And the Winners Are...
As I write this, a fresh blanket of snow has turned Park City, Utah into a veritable winter wonderland and, in an unprecedented occurrence, the jury and audience members of the 2006 Sundance Film Festival have proved unanimous in their assessment of the best of the fest. In the dramatic competition, both the Grand Jury Prize and the Audience Award were presented to co-directors Wash Westmoreland and Richard Glatzer's Quincañera, about an Echo Park tee
nager who gets a most unwelcome surprise for her 15th birthday — she discovers she's pregnant. Meanwhile, in the documentary competition, the double winner was God Grew Tired of Us, director Christopher Quinn's portrait of three Sudanese immigrants making new lives for themselves in America. As it happens, of the 30-odd movies I saw over the past 10 days, I managed to miss both of these, but the awards make me want to see them.

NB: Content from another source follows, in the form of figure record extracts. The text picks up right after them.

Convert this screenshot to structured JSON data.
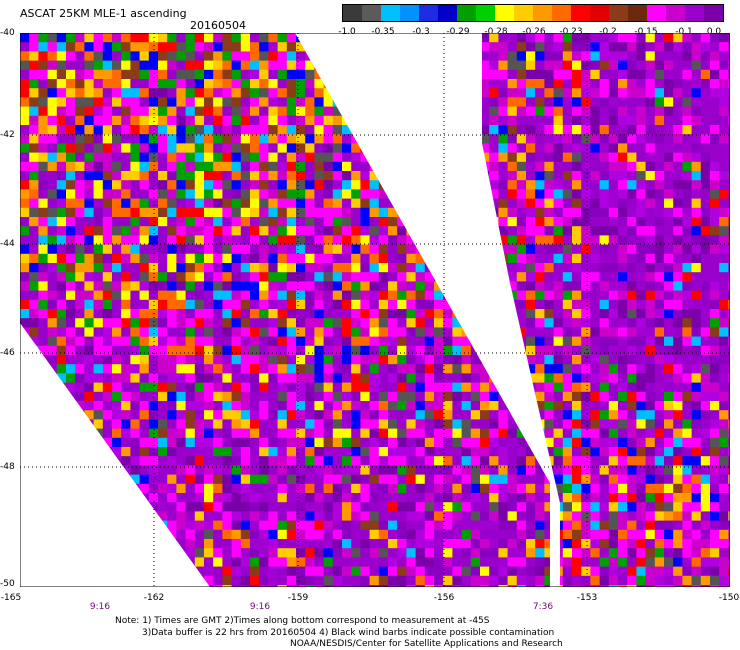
{
  "header": {
    "title": "ASCAT 25KM MLE-1 ascending",
    "date": "20160504"
  },
  "colorbar": {
    "colors": [
      "#3a3a3a",
      "#5b5b5b",
      "#00bfff",
      "#0090ff",
      "#1e2be0",
      "#0000c8",
      "#00a000",
      "#00d000",
      "#ffff00",
      "#ffcc00",
      "#ff9900",
      "#ff6a00",
      "#ff0000",
      "#e00000",
      "#8b3a1a",
      "#6b2a10",
      "#ff00ff",
      "#cc00cc",
      "#9900cc",
      "#7a00aa"
    ],
    "labels": [
      "-1.0",
      "-0.35",
      "-0.3",
      "-0.29",
      "-0.28",
      "-0.26",
      "-0.23",
      "-0.2",
      "-0.15",
      "-0.1",
      "0.0"
    ]
  },
  "axes": {
    "lat_labels": [
      "-40",
      "-42",
      "-44",
      "-46",
      "-48",
      "-50"
    ],
    "lon_labels": [
      "-165",
      "-162",
      "-159",
      "-156",
      "-153",
      "-150"
    ],
    "time_labels": [
      "9:16",
      "9:16",
      "7:36"
    ]
  },
  "notes": {
    "line1": "Note: 1) Times are GMT 2)Times along bottom correspond to measurement at -45S",
    "line2": "3)Data buffer is 22 hrs from 20160504 4) Black wind barbs indicate possible contamination",
    "line3": "NOAA/NESDIS/Center for Satellite Applications and Research"
  }
}
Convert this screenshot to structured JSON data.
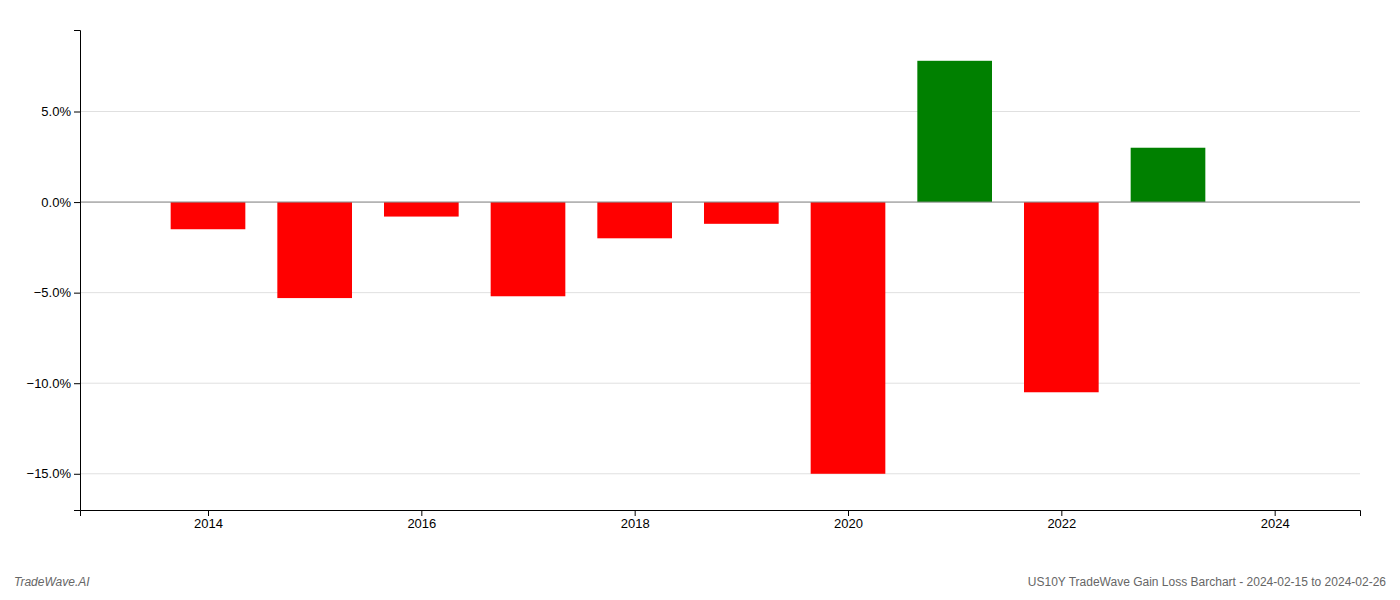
{
  "chart_data": {
    "type": "bar",
    "title": "US10Y TradeWave Gain Loss Barchart - 2024-02-15 to 2024-02-26",
    "annotations": [
      "TradeWave.AI"
    ],
    "x": [
      2014,
      2015,
      2016,
      2017,
      2018,
      2019,
      2020,
      2021,
      2022,
      2023
    ],
    "values": [
      -1.5,
      -5.3,
      -0.8,
      -5.2,
      -2.0,
      -1.2,
      -15.0,
      7.8,
      -10.5,
      3.0
    ],
    "colors": [
      "#ff0000",
      "#ff0000",
      "#ff0000",
      "#ff0000",
      "#ff0000",
      "#ff0000",
      "#ff0000",
      "#008000",
      "#ff0000",
      "#008000"
    ],
    "xlim": [
      2012.8,
      2024.8
    ],
    "xticks": [
      2014,
      2016,
      2018,
      2020,
      2022,
      2024
    ],
    "ylim": [
      -17,
      9.5
    ],
    "yticks": [
      {
        "value": -15.0,
        "label": "−15.0%"
      },
      {
        "value": -10.0,
        "label": "−10.0%"
      },
      {
        "value": -5.0,
        "label": "−5.0%"
      },
      {
        "value": 0.0,
        "label": "0.0%"
      },
      {
        "value": 5.0,
        "label": "5.0%"
      }
    ],
    "grid": true
  }
}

The question is: Will I have a chance? And more to the point, will you?
What I'm getting at here, of course, is that while both Quincañera and God Grew Tired of Us can look forward to long futures on the film festival circuit, where they go from there is anybody's guess. As of awards night, neither film had sold to an American distributor and, while I don't doubt that they now will, it's worth remembering that last year's dramatic Grand Jury Prize winner, 40 Shades of Blue, came and went in the blink of a box-office eye (despite scads of strong reviews), while the documentary winner, Why We Fight, has just opened to tepid business in New York and L.A. Such, of course, are the increasingly harsh realities of the independent film marketplace. But as Sundance 2006 wound to a close on the same weekend that saw Steven Soderbergh's Bubble make its historic cross-platform release, the future of specialized film distribution seemed to reach new levels of intensity. Earlier in the week, IFC Films announced the deployment of a new experiment by which the indie distributor will, over the next 12 months, release a slate of 24 films (including Hou Hsiao-hsien's magnificent Three Times) simultaneously in select theaters and via on-demand cable television, while the Sundance Institute itself announced a partnership with 14 art-house cinemas across the country (from Hilo, Hawaii to Waterville, Maine) to exhibit a series of recent and classic independent films curated by the Institute. Of his venture, Josh Sapan, Presdient and CEO of IFC parent company Rainbow Media, commented, "Between the two cities of New York and Los Angeles, there is a vast country of indie film lovers who do not have access to the indie films they read about and want to see." Let's hope he's right.
Though I may have done a poor job of picking this year's Sundance winners, the festival nevertheless ended for me on a strong note, with the screening of A Lion in the House. For six years, co-directors Steven Bognar and Julia Reichert trained their cameras on five pediatric cancer patients, their doctors and their families as they endured experimental treatments, remissions and sudden relapses, all the while attempting to carry on with their lives and remain courageous in the face of that inscrutable mystery that is the human body. Strongly recalling the great institutional documentaries of Allan King and Frederick Wiseman, A Lion in the House is strong, unforgiving stuff — a movie that affirms life while strongly cautioning against false hope and which, in one fell swoop, managed to make ten days of searching for cinematic diamonds in the rough seem unconditionally worth the effort.


Last year at Sundance, the documentary filmmaker Kirby Dick (Chain Camera, Sick) came to town to premiere the excellent Twist of Faith, about the impact on one American family of the Catholic Church's sexual abuse scandals. This year, Dick is back with a scabrous, provocative and highly entertaining inquiry into another seemingly untouchable institution — the Motion Picture Association of America's ratings board — and the result is one of the most buzzed-about films in the festival. Admittedtly, the thesis of Dick's This Film is not yet Rated isn't exactly new. For decades, filmmakers and industry observers alike have leveled similar accusations — that the ratings board is tougher on explicit sex than on graphic violence; that it holds independent films to a stricter set of standards than studio fare; and that, owing to the collusion of newspapers, television stations and theater owners — most of whom refuse to promote and/or play unrated films — the supposedly elective ratings process instituted by the MPAA in 1968 is actually about as voluntary as death and taxes. But the persuasive power of Dick's film lies less in the arguments it presents than in the chorus of impassioned voices making them — namely, the very filmmakers (including Kimberly Pierce, John Waters and South Park creators Trey Parker and Matt Stone) whose work has been slapped with the ultra-restrictive NC-17 (formerly "X") rating and/or who've been forced to recut their films in order to avoid such a fate. As they hold forth on their experiences dealing with the ratings board — and as Dick juxtaposes their supposedly incendiary bits of celluloid against scenes from other movies that did manage to pass the MPAA litmus test — a damning portrait emerges of an arcane censorship outfit whose methods are nearly as mysterious as the identities of its supposedly "average American" censors.